A resolução, aprovada na segunda-feira por unanimidade, impede a reprodução de material criado com IA nas 72 horas anteriores às eleições, bem como nas 24 horas posteriores.
Além disso, os magistrados decidiram que toda a propaganda eleitoral, desde imagem a som, feita com a ajuda dessas ferramentas, deverá informar de forma “explícita, destacada e acessível” sobre a tecnologia utilizada.
O relator da proposta, o juiz Kássio Nunes Marques, afirmou durante a discussão que a medida visa “excluir surpresas indesejáveis no período mais crítico” do processo e “impedir a interferência algorítmica”.
Além disso, a decisão proíbe a manipulação de imagens ou sons, conhecida como deep fakes, para “prejudicar ou favorecer” uma candidatura específica.
O não cumprimento dessas regras será considerado “abuso de poder político” e “uso indevido dos meios de comunicação social” e poderá acarretar a perda do registo do candidato ou do mandato para o qual foi eleito, de acordo com a resolução.
O Presidente do Brasil, Luiz Inácio Lula da Silva, candidato da esquerda à reeleição, tem expressado repetidamente preocupação com o uso da IA nas eleições.

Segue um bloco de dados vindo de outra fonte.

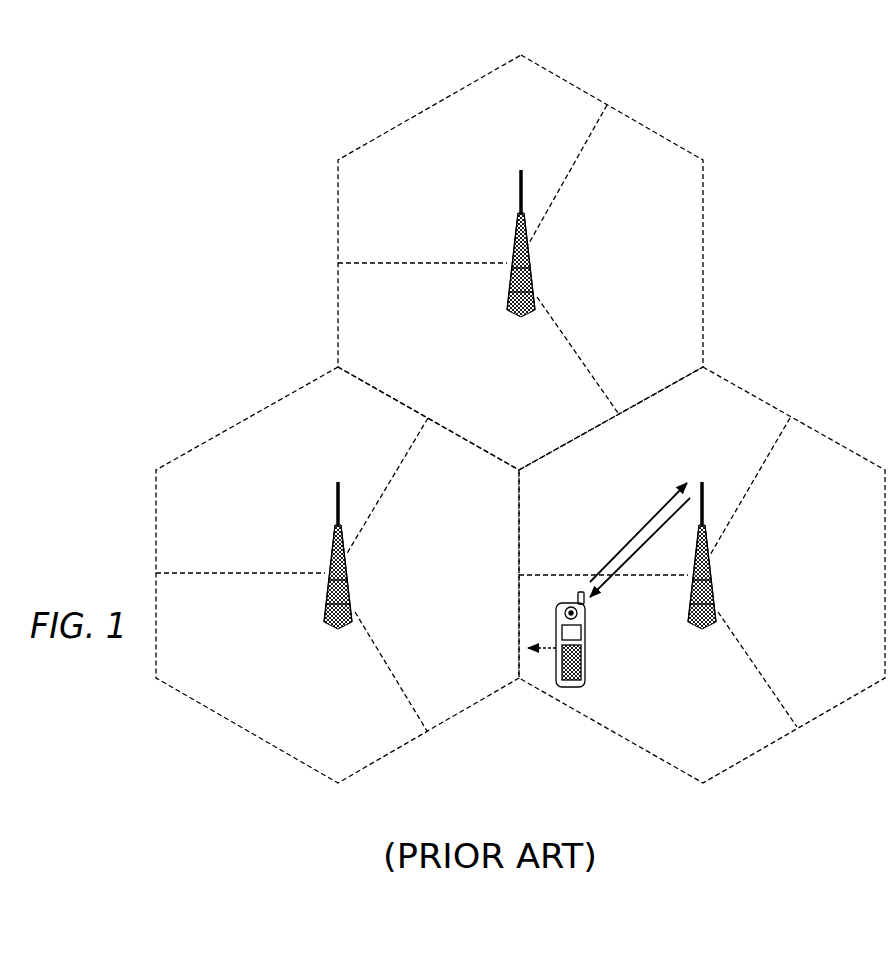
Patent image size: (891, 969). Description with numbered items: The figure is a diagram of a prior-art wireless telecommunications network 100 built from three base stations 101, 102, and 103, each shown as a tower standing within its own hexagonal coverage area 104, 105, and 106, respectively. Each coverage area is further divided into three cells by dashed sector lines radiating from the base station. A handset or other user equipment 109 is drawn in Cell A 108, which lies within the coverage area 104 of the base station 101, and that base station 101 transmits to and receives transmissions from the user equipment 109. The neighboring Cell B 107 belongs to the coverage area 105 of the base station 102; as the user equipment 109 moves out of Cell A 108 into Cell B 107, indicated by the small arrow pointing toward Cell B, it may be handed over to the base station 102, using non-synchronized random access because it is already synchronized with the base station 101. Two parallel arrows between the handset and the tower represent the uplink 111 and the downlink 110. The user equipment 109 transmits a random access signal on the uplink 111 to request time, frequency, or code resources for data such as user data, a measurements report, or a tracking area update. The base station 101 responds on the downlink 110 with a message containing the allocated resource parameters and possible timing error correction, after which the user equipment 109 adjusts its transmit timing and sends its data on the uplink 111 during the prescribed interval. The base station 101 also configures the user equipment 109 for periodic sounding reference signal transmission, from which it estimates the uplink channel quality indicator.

The wireless telecommunications network 100 is at (663, 80).
The base station 101 is at (712, 592).
The base station 102 is at (334, 543).
The base station 103 is at (517, 228).
The coverage area 104 is at (801, 728).
The coverage area 105 is at (232, 725).
The coverage area 106 is at (704, 242).
The Cell B 107 is at (475, 678).
The Cell A 108 is at (705, 741).
The user equipment 109 is at (588, 651).
The downlink 110 is at (626, 582).
The uplink 111 is at (647, 519).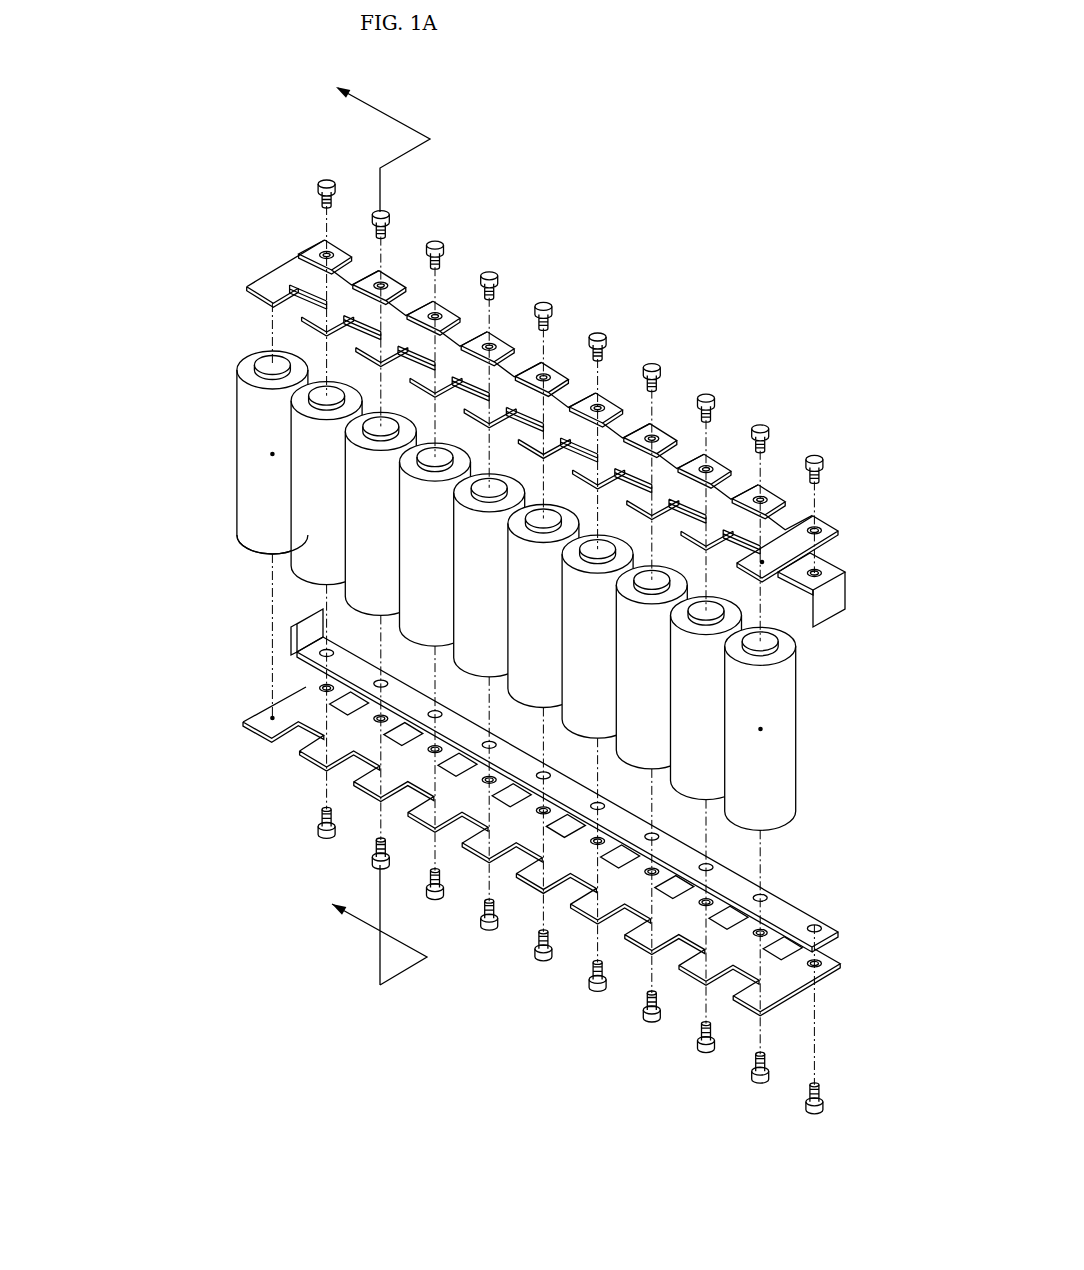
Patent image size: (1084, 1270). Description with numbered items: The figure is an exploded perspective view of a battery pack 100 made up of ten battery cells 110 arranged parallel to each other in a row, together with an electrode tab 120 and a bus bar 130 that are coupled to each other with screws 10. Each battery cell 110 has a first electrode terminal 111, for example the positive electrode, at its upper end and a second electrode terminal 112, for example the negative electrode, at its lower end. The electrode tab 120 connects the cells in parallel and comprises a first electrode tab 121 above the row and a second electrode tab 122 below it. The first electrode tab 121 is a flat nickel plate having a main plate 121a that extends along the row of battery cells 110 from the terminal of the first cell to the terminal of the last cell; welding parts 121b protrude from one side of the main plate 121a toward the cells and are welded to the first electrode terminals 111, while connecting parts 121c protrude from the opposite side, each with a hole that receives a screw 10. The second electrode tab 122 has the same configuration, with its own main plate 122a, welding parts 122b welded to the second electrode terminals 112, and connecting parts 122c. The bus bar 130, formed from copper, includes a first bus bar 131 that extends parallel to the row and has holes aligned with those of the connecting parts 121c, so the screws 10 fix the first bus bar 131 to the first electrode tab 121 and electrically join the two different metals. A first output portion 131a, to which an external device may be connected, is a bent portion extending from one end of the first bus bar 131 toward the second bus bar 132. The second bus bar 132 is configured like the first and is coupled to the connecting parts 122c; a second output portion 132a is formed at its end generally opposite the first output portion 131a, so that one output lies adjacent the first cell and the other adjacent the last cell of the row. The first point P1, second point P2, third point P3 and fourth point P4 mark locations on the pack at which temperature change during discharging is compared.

The battery pack 100 is at (178, 140).
The screw 10 is at (814, 454).
The battery cell 110 is at (505, 584).
The first electrode terminal 111 is at (257, 364).
The second electrode terminal 112 is at (248, 548).
The electrode tab 120 is at (448, 624).
The first electrode tab 121 is at (477, 407).
The main plate 121a is at (506, 411).
The welding part 121b is at (292, 293).
The connecting part 121c is at (315, 245).
The second electrode tab 122 is at (478, 825).
The main plate 122a is at (318, 714).
The welding part 122b is at (506, 851).
The connecting part 122c is at (318, 678).
The bus bar 130 is at (567, 752).
The first bus bar 131 is at (849, 620).
The first output portion 131a is at (846, 596).
The second bus bar 132 is at (539, 767).
The second output portion 132a is at (302, 620).
The first point P1 is at (761, 729).
The second point P2 is at (762, 560).
The third point P3 is at (272, 454).
The fourth point P4 is at (272, 718).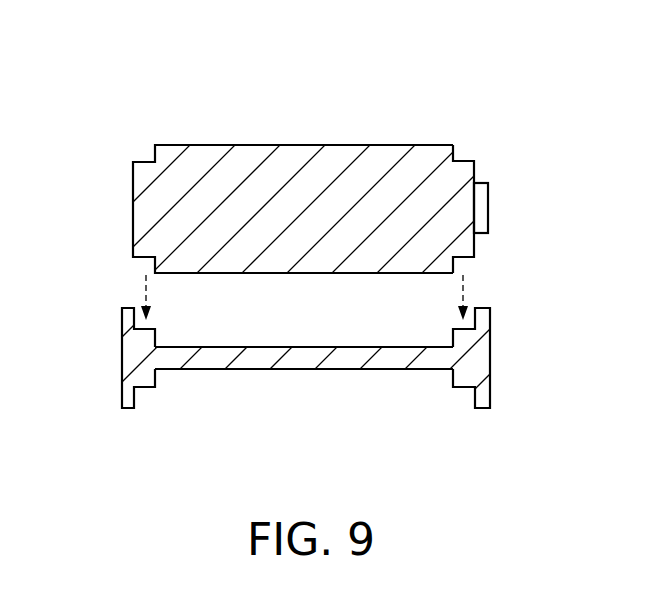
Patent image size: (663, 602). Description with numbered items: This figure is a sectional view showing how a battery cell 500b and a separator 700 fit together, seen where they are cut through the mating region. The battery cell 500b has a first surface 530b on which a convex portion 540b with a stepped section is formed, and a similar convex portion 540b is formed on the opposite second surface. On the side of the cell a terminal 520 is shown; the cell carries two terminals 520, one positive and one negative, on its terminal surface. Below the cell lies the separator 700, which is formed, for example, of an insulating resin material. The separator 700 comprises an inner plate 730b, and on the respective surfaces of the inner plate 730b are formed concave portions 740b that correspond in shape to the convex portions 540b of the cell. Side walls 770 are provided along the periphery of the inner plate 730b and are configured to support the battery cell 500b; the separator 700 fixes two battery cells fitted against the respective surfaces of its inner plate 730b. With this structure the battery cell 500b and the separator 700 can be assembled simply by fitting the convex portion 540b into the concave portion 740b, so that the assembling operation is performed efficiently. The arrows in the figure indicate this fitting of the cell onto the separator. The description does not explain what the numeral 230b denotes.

The battery cell 500b is at (306, 165).
The convex portion 540b is at (350, 144).
The first surface 530b is at (460, 158).
The terminal 520 is at (489, 206).
The separator 700 is at (301, 392).
The side wall 770 is at (121, 360).
The concave portion 740b is at (398, 346).
The inner plate 730b is at (226, 333).
The substrate 230b is at (394, 398).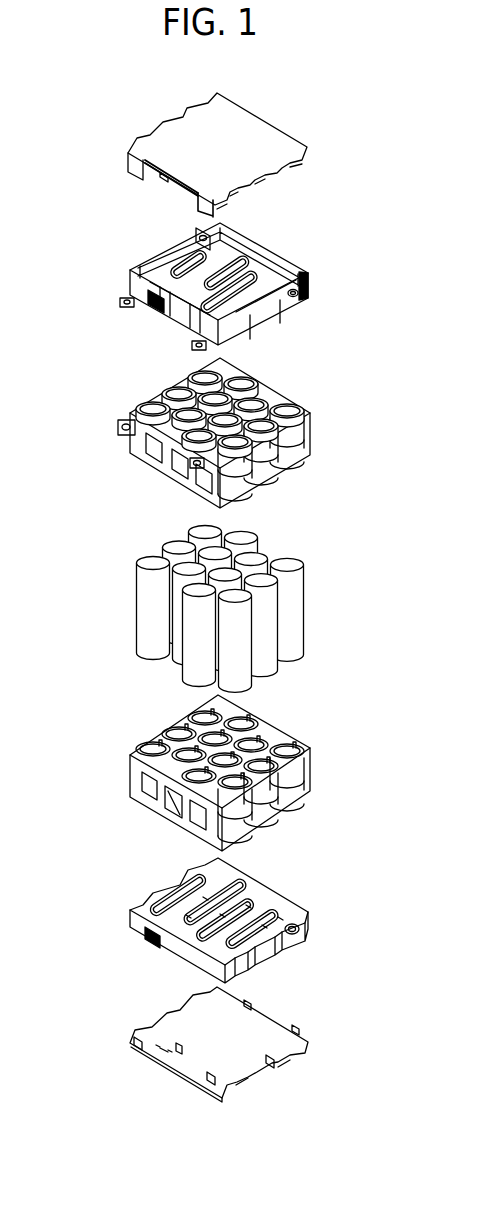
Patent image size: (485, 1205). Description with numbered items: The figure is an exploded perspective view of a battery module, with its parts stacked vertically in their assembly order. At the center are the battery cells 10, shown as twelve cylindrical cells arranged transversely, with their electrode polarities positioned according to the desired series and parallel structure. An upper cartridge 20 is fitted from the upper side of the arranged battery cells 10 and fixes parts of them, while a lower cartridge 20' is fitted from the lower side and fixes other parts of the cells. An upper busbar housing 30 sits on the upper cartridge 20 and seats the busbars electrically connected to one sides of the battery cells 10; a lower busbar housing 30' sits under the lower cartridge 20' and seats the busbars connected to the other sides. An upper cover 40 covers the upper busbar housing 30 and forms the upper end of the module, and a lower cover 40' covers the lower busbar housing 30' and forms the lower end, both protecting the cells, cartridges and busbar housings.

The battery cells 10 is at (290, 587).
The upper cartridge 20 is at (230, 428).
The lower cartridge 20' is at (249, 773).
The upper busbar housing 30 is at (232, 283).
The lower busbar housing 30' is at (236, 914).
The upper cover 40 is at (236, 153).
The lower cover 40' is at (235, 1038).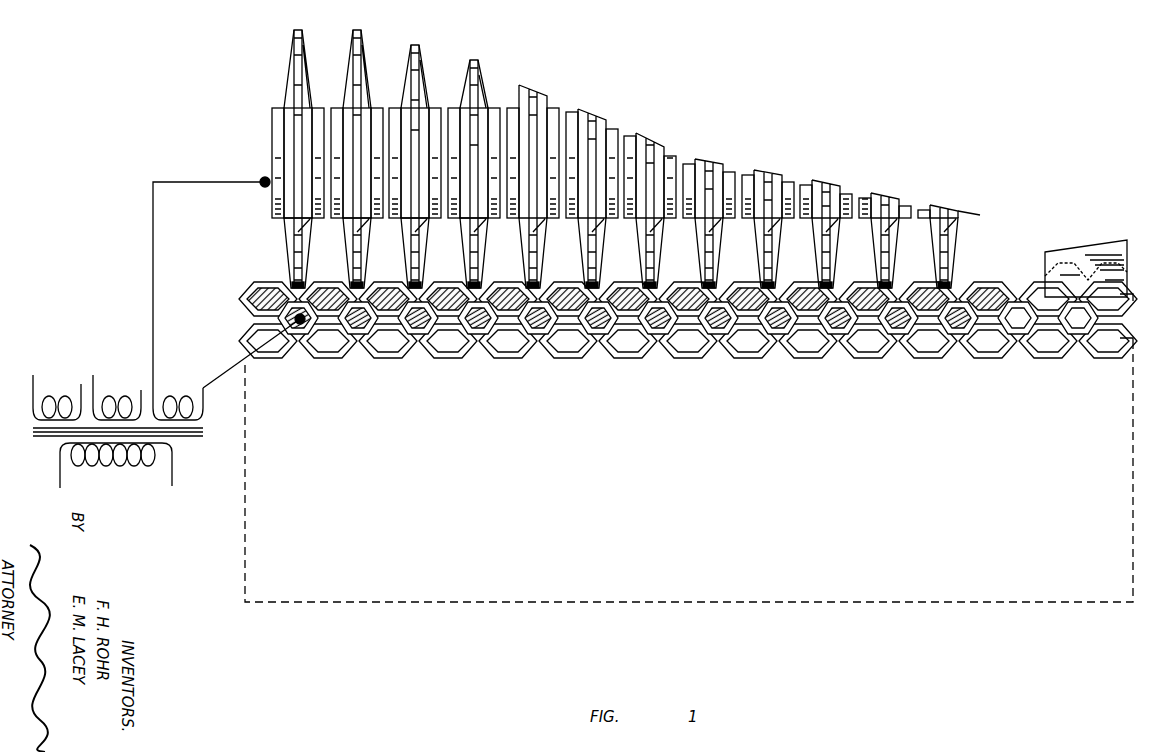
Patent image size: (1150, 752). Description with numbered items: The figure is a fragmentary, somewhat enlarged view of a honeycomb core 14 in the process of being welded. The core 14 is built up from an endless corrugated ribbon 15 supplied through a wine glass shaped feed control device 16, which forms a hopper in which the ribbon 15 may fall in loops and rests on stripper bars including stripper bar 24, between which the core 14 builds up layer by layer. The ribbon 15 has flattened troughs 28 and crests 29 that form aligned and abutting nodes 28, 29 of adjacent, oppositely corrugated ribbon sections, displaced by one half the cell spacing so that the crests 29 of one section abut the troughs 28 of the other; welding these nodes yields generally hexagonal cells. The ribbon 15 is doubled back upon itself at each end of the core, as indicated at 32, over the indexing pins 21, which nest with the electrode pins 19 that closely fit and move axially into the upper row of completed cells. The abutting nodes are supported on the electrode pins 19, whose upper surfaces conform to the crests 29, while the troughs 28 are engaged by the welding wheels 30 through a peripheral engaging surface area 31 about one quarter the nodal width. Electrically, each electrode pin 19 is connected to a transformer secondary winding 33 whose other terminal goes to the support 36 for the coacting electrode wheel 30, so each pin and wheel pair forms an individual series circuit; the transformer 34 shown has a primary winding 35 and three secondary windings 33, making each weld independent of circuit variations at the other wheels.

The core 14 is at (971, 606).
The corrugated ribbon 15 is at (1028, 290).
The feed control device 16 is at (1087, 248).
The electrode pins 19 is at (302, 331).
The indexing pins 21 is at (272, 286).
The stripper bar 24 is at (1078, 318).
The troughs 28 is at (1016, 297).
The crests 29 is at (990, 287).
The welding wheels 30 is at (298, 92).
The engaging surface area 31 is at (475, 86).
The doubled back ribbon ends 32 is at (245, 299).
The secondary winding 33 is at (82, 392).
The transformer 34 is at (182, 452).
The primary winding 35 is at (60, 483).
The support 36 is at (281, 127).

Durante uma cimeira de líderes mundiais dedicada a esta tecnologia, realizada no final de fevereiro na Índia, o dirigente disse que a IA poderia fomentar “práticas extremamente nefastas”, como discursos de ódio e desinformação.
“Conteúdos falsos manipulados com inteligência artificial distorcem os processos eleitorais e colocam em risco a democracia”, declarou.
Nas eleições anteriores, realizadas em 2022, o Tribunal Superior Eleitoral adotou uma atitude proativa face à publicação de milhares de notícias falsas nas redes sociais e determinou a retirada de conteúdos e até mesmo a eliminação de inúmeras contas de utilizadores.
Essa ação fez com que a instituição se tornasse um importante alvo de críticas por parte da extrema direita liderada pelo ex-presidente Jair Bolsonaro (2019-2022).